Seven people stormed the U.S. Attorney’s Office in San Jose and occupied the building for an hour last week to protest President Donald Trump’s draconian immigration policies. Activists upped the ante as the protest went on. First, they staged a die-in, then they blocked the doors from the inside and finally from the outside.
San Jose police showed up in six squad cars in response to the demonstration of civil disobedience, but no one was arrested or cited.
Chants of “up, up with liberation, down, down with deportation” filled the streets of downtown for the Thursday afternoon protest as people gathered in front of the Robert F. Peckham Federal Building to denounce the separation of families at the border.
Upward of 2,000 immigrant children have been stripped away from their parents during their attempts to cross the border in hopes to seek asylum in the past month or so. Though Trump signed an executive order to end his harsh family separation policy, it was no help for the parents already taken from their kids.
The event last week—a warm-up for the Families Belong Together demonstrations that unfolded this past weekend—was organized by local community groups, including MAIZ San Jose, Serve the People San Jose, the Santa Clara County Wage Theft Coalition and the Justice for Josiah coalition.
But marchers stressed that the protest was led by women of color in solidarity for the families divided by U.S. immigration policies.
“Women are the glue to all families and what we want are for all families to be together,” Angelica Esquivel explained.
Many people marching in protest were either immigrants themselves, friends or families of immigrants or women who felt the connection of being separated from their families.
“I immigrated to this country when I was 6 years old and I was reunited with my parents who were already here looking for a better life,” Esquivel said. “Luckily, I was able to be reunited with them. But I think about, ‘What if I wasn’t?’ So I think this is deeply part of my history as well as part of my responsibility.”
The march began at the federal building, stopped at the Plaza de Cesar Chavez and ended at the U.S. Attorney’s Office on South Almaden Boulevard, where the civil disobedience prompted a response from local authorities.
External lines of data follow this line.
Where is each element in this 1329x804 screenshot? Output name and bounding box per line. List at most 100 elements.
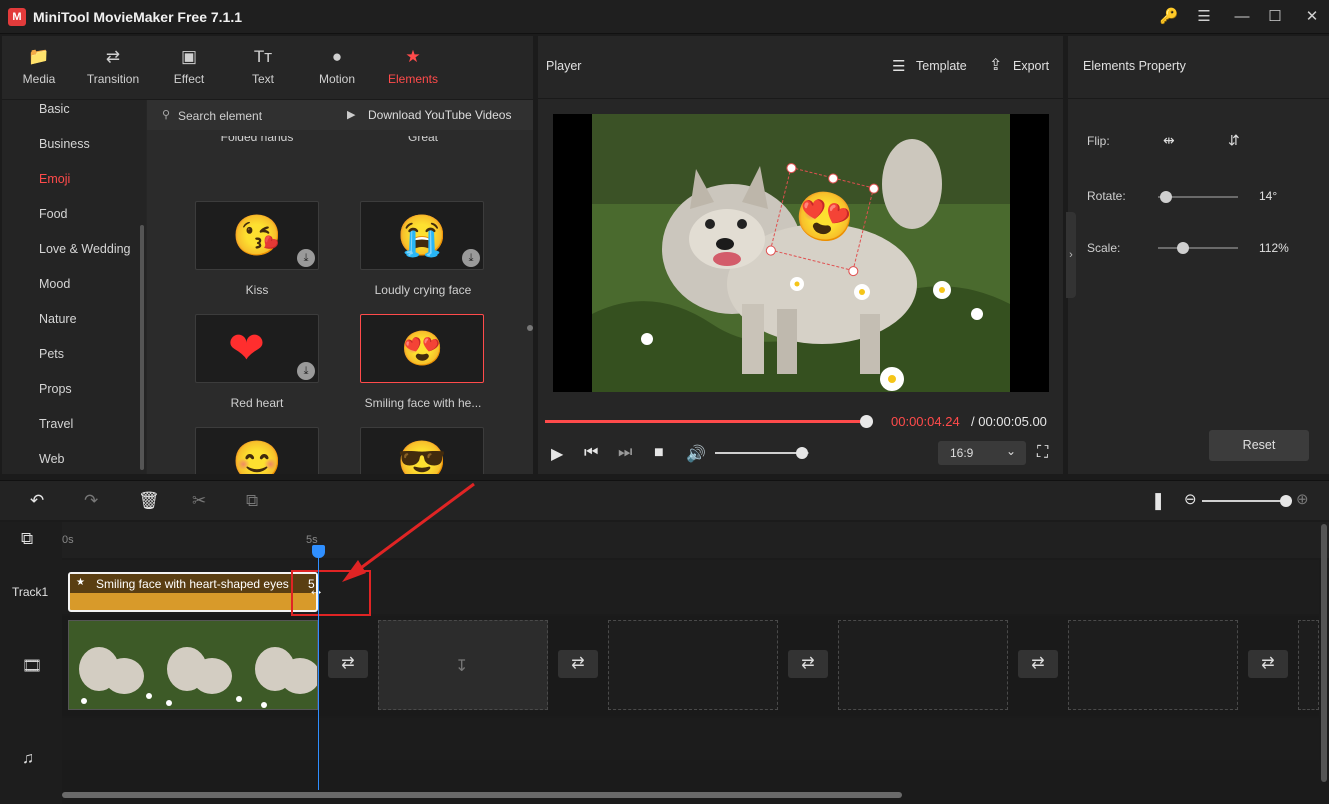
sunglasses-emoji-icon: 😎 [397,440,447,474]
element-smiling-face-heart-eyes[interactable]: 😍 [360,314,484,383]
category-props[interactable]: Props [39,382,72,396]
search-input[interactable]: Search element [178,109,262,123]
category-scrollbar[interactable] [140,225,144,470]
category-love-wedding[interactable]: Love & Wedding [39,242,131,256]
transition-icon: ⇄ [105,47,121,66]
volume-icon[interactable]: 🔊 [686,444,706,464]
scale-slider-handle[interactable] [1176,242,1189,254]
maximize-button[interactable]: ☐ [1262,6,1288,28]
download-icon[interactable]: ⤓ [297,362,315,380]
empty-clip-slot[interactable] [1068,620,1238,710]
element-kiss[interactable]: 😘 ⤓ [195,201,319,270]
empty-clip-slot[interactable] [1298,620,1319,710]
empty-clip-slot[interactable]: ↧ [378,620,548,710]
element-clip[interactable]: ★ Smiling face with heart-shaped eyes 5 [68,572,318,612]
app-title: MiniTool MovieMaker Free 7.1.1 [33,9,243,25]
category-business[interactable]: Business [39,137,90,151]
fit-timeline-icon[interactable]: ❚ [1151,491,1165,511]
tab-effect[interactable]: ▣ Effect [154,46,224,86]
category-web[interactable]: Web [39,452,64,466]
download-youtube-link[interactable]: Download YouTube Videos [368,108,511,122]
download-icon[interactable]: ⤓ [462,249,480,267]
progress-track[interactable] [545,415,874,428]
stop-icon[interactable]: ■ [654,444,664,462]
category-basic[interactable]: Basic [39,102,70,116]
volume-handle[interactable] [796,447,809,459]
export-button[interactable]: Export [1013,59,1049,73]
category-travel[interactable]: Travel [39,417,73,431]
flip-vertical-icon[interactable]: ⇵ [1228,132,1240,149]
timeline-horizontal-scrollbar[interactable] [62,792,902,798]
element-red-heart[interactable]: ❤ ⤓ [195,314,319,383]
zoom-in-icon[interactable]: ⊕ [1296,490,1309,508]
split-icon[interactable]: ✂ [192,491,206,511]
transition-slot-4[interactable]: ⇄ [1018,650,1058,678]
delete-icon[interactable]: 🗑 [138,491,160,511]
category-mood[interactable]: Mood [39,277,70,291]
scale-slider[interactable] [1158,242,1238,254]
rotate-slider-handle[interactable] [1160,191,1172,203]
category-emoji[interactable]: Emoji [39,172,70,186]
reset-button[interactable]: Reset [1209,430,1309,461]
transition-slot-2[interactable]: ⇄ [558,650,598,678]
close-button[interactable]: ✕ [1299,6,1325,28]
tab-text[interactable]: Tт Text [228,46,298,86]
progress-handle[interactable] [860,415,874,428]
tab-label: Transition [86,72,140,86]
tab-media[interactable]: 📁 Media [4,46,74,86]
flip-horizontal-icon[interactable]: ⇹ [1163,132,1175,149]
tab-transition[interactable]: ⇄ Transition [78,46,148,86]
zoom-slider-handle[interactable] [1280,495,1292,507]
transition-slot-1[interactable]: ⇄ [328,650,368,678]
menu-icon[interactable]: ☰ [1191,6,1217,28]
add-track-icon[interactable]: ⧉ [21,529,33,549]
fullscreen-icon[interactable]: ⛶ [1037,444,1048,462]
empty-clip-slot[interactable] [608,620,778,710]
zoom-out-icon[interactable]: ⊖ [1184,490,1197,508]
progress-fill [545,420,867,423]
element-clip-label: Smiling face with heart-shaped eyes [96,577,289,591]
next-frame-icon[interactable]: ⏭ [618,444,632,462]
element-clip-icon: ★ [76,577,85,588]
download-icon[interactable]: ⤓ [297,249,315,267]
rotate-slider[interactable] [1158,191,1238,203]
key-icon[interactable]: 🔑 [1156,6,1182,28]
video-clip[interactable] [68,620,318,710]
minimize-button[interactable]: — [1229,6,1255,28]
redo-icon[interactable]: ↷ [84,491,98,511]
category-nature[interactable]: Nature [39,312,77,326]
video-preview[interactable]: 😍 [553,114,1049,392]
previous-frame-icon[interactable]: ⏮ [584,444,598,462]
aspect-ratio-select[interactable]: 16:9 ⌄ [938,441,1026,465]
collapse-panel-handle[interactable]: › [1066,212,1076,298]
category-pets[interactable]: Pets [39,347,64,361]
volume-slider[interactable] [715,447,809,459]
element-loudly-crying-face[interactable]: 😭 ⤓ [360,201,484,270]
play-icon[interactable]: ▶ [551,444,563,464]
element-label-partial: Folded hands [220,136,294,144]
tab-motion[interactable]: ● Motion [302,46,372,86]
zoom-slider[interactable] [1202,495,1292,507]
timeline-vertical-scrollbar[interactable] [1321,524,1327,782]
app-logo-icon: M [8,8,26,26]
timeline-ruler[interactable]: 0s 5s [62,522,1329,558]
crop-icon[interactable]: ⧉ [246,491,258,511]
current-time: 00:00:04.24 [891,414,960,429]
tab-elements[interactable]: ★ Elements [378,46,448,86]
timeline-toolbar: ↶ ↷ 🗑 ✂ ⧉ ❚ ⊖ ⊕ [0,480,1329,520]
template-button[interactable]: Template [916,59,967,73]
heart-eyes-emoji-icon: 😍 [401,330,444,368]
playhead-handle[interactable] [312,545,325,558]
undo-icon[interactable]: ↶ [30,491,44,511]
track1-label: Track1 [12,585,49,599]
element-sunglasses-face[interactable]: 😎 ⤓ [360,427,484,474]
search-bar: ⚲ Search element ▶ Download YouTube Vide… [147,100,533,130]
element-smiling-face[interactable]: 😊 ⤓ [195,427,319,474]
transition-slot-3[interactable]: ⇄ [788,650,828,678]
transition-slot-5[interactable]: ⇄ [1248,650,1288,678]
empty-clip-slot[interactable] [838,620,1008,710]
category-food[interactable]: Food [39,207,68,221]
total-time: / 00:00:05.00 [971,414,1047,429]
panel-splitter-handle[interactable] [527,325,533,331]
player-panel: Player ☰ Template ⇪ Export 😍 00:00:04.24… [538,36,1063,474]
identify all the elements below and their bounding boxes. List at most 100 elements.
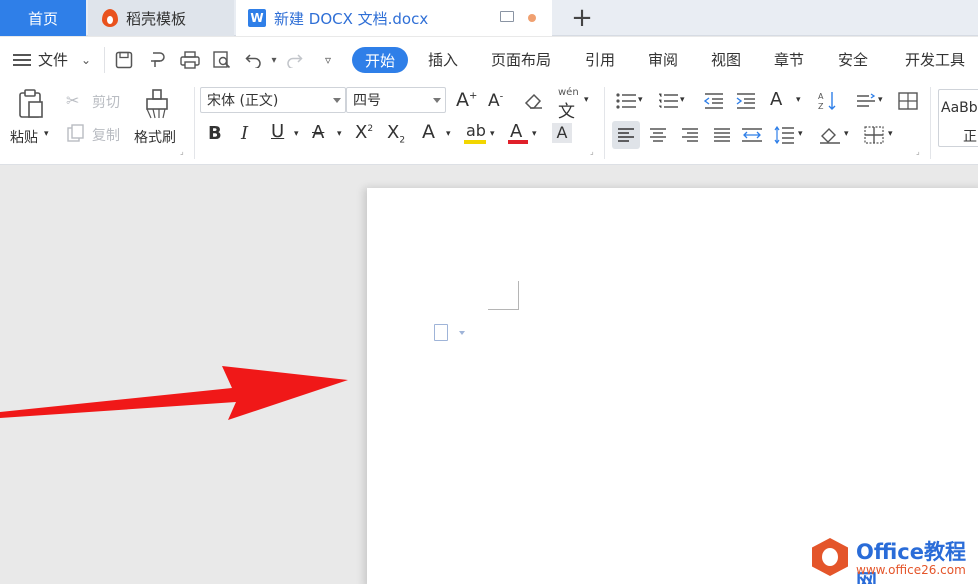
character-spacing-icon[interactable]: A [770,89,782,110]
annotation-arrow [0,366,348,420]
chevron-down-icon[interactable]: ▾ [680,95,685,105]
strikethrough-icon[interactable]: A [312,122,324,143]
distributed-align-icon[interactable] [740,123,764,147]
redo-icon[interactable] [284,50,304,70]
chevron-down-icon [433,98,441,103]
style-name: 正 [963,129,977,145]
character-shading-icon[interactable]: A [552,123,572,143]
sort-icon[interactable]: AZ [816,89,840,113]
chevron-down-icon[interactable]: ▾ [294,129,299,139]
menu-tab-page-layout[interactable]: 页面布局 [491,49,551,70]
clear-formatting-icon[interactable] [522,89,546,113]
chevron-down-icon[interactable]: ▾ [532,129,537,139]
increase-font-size-icon[interactable]: A+ [456,89,477,111]
chevron-down-icon[interactable]: ▾ [446,129,451,139]
paste-button[interactable]: 粘贴 [10,127,38,147]
paragraph-launcher-icon[interactable]: ⌟ [916,147,920,156]
superscript-icon[interactable]: X2 [355,122,373,143]
paste-dropdown-icon[interactable]: ▾ [44,129,49,139]
menu-tab-insert[interactable]: 插入 [428,49,458,70]
chevron-down-icon[interactable]: ▾ [844,129,849,139]
font-launcher-icon[interactable]: ⌟ [590,147,594,156]
menu-tab-developer[interactable]: 开发工具 [905,49,965,70]
chevron-down-icon[interactable]: ⌄ [76,50,96,70]
chevron-down-icon[interactable]: ▾ [796,95,801,105]
align-left-icon[interactable] [612,121,640,149]
style-normal-card[interactable]: AaBb 正 [938,89,978,147]
output-format-icon[interactable] [148,50,168,70]
document-paragraph-icon[interactable] [434,324,448,341]
bold-icon[interactable]: B [208,123,222,144]
font-family-value: 宋体 (正文) [207,93,279,109]
chevron-down-icon [333,98,341,103]
scissors-icon[interactable]: ✂ [66,91,79,110]
document-page[interactable] [367,188,978,584]
font-family-select[interactable]: 宋体 (正文) [200,87,346,113]
format-painter-icon[interactable] [143,89,171,119]
customize-toolbar-icon[interactable]: ▿ [318,50,338,70]
tab-template[interactable]: 稻壳模板 [88,0,234,36]
increase-indent-icon[interactable] [734,89,758,113]
font-color-bar [508,140,528,144]
style-sample: AaBb [941,100,978,116]
menu-tab-review[interactable]: 审阅 [648,49,678,70]
table-insert-icon[interactable] [896,89,920,113]
show-hide-icon[interactable] [854,89,878,113]
underline-icon[interactable]: U [271,121,284,142]
monitor-icon[interactable] [500,11,514,22]
format-painter-button[interactable]: 格式刷 [134,127,176,147]
print-preview-icon[interactable] [212,50,232,70]
menu-tab-home[interactable]: 开始 [352,47,408,73]
numbered-list-icon[interactable] [656,89,680,113]
copy-icon[interactable] [64,121,88,145]
align-right-icon[interactable] [678,123,702,147]
clipboard-launcher-icon[interactable]: ⌟ [180,147,184,156]
borders-icon[interactable] [862,123,886,147]
phonetic-guide-icon[interactable]: 文 [558,97,575,122]
print-icon[interactable] [180,50,200,70]
undo-dropdown-icon[interactable]: ▾ [264,50,284,70]
bullet-list-icon[interactable] [614,89,638,113]
paste-icon[interactable] [16,89,46,119]
menu-file[interactable]: 文件 [38,49,68,70]
tab-home-label: 首页 [27,9,58,28]
font-color-icon[interactable]: A [510,121,522,142]
chevron-down-icon[interactable]: ▾ [878,95,883,105]
menu-hamburger-icon[interactable] [12,50,32,70]
ribbon-separator [194,87,195,159]
decrease-indent-icon[interactable] [702,89,726,113]
decrease-font-size-icon[interactable]: A- [488,91,503,111]
font-size-select[interactable]: 四号 [346,87,446,113]
shading-icon[interactable] [818,123,842,147]
justify-icon[interactable] [710,123,734,147]
chevron-down-icon[interactable]: ▾ [584,95,589,105]
tab-home[interactable]: 首页 [0,0,86,36]
svg-text:Z: Z [818,102,824,111]
chevron-down-icon[interactable]: ▾ [888,129,893,139]
line-spacing-icon[interactable] [772,123,796,147]
save-icon[interactable] [114,50,134,70]
highlight-icon[interactable]: ab [466,121,486,140]
menu-bar: 文件 ⌄ ▾ ▿ 开始 插入 页面布局 引用 审阅 视图 章节 安全 开发工具 [0,37,978,81]
text-effect-icon[interactable]: A [422,121,435,143]
italic-icon[interactable]: I [241,123,248,144]
svg-text:A: A [818,92,824,101]
menu-tab-view[interactable]: 视图 [711,49,741,70]
subscript-icon[interactable]: X2 [387,122,405,146]
copy-button[interactable]: 复制 [92,125,120,145]
cut-button[interactable]: 剪切 [92,92,120,112]
align-center-icon[interactable] [646,123,670,147]
chevron-down-icon[interactable] [459,331,465,335]
menu-tab-references[interactable]: 引用 [585,49,615,70]
ribbon-separator [930,87,931,159]
chevron-down-icon[interactable]: ▾ [490,129,495,139]
new-tab-button[interactable]: + [570,0,594,36]
menu-tab-section[interactable]: 章节 [774,49,804,70]
menu-tab-security[interactable]: 安全 [838,49,868,70]
tab-document[interactable]: W 新建 DOCX 文档.docx [236,0,552,36]
chevron-down-icon[interactable]: ▾ [638,95,643,105]
undo-icon[interactable] [244,50,264,70]
chevron-down-icon[interactable]: ▾ [798,129,803,139]
chevron-down-icon[interactable]: ▾ [337,129,342,139]
highlight-color-bar [464,140,486,144]
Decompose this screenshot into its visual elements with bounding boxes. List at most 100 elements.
Cars honked in solidarity with marchers, with some giving a thumbs up out their windows. Bystanders cheered along with the protesters, who amplified their voices through bullhorns and a chorus of chants.
At Plaza de Cesar Chavez, protestors stood out on platforms and spoke about what brought them to the demonstration that day. One protestor, San Jose resident Joel Rodriguez, wrote his thoughts in a spoken-word piece.
“You dehumanize my people, putting us in cages, keep treating my like a monster and now I am feeling dangerous,” Rodriguez shouted. “I want to stand up and say I’m going to make a change but how can I do that when I, myself, am locked in chains?”
The protest ended with attendees committing to continue speaking out against the national government for separating families trying to find a better life.
“I hope that this event shows the people of San Jose and the people of this country there are people who are not OK with what is happening at the border,” Rev. Sophie Callahan said. “There are many of us that can’t go down to the border ourselves but we want to stand up in our own communities and say that we disagree with the policies of our current administration and we want to stand for something better.”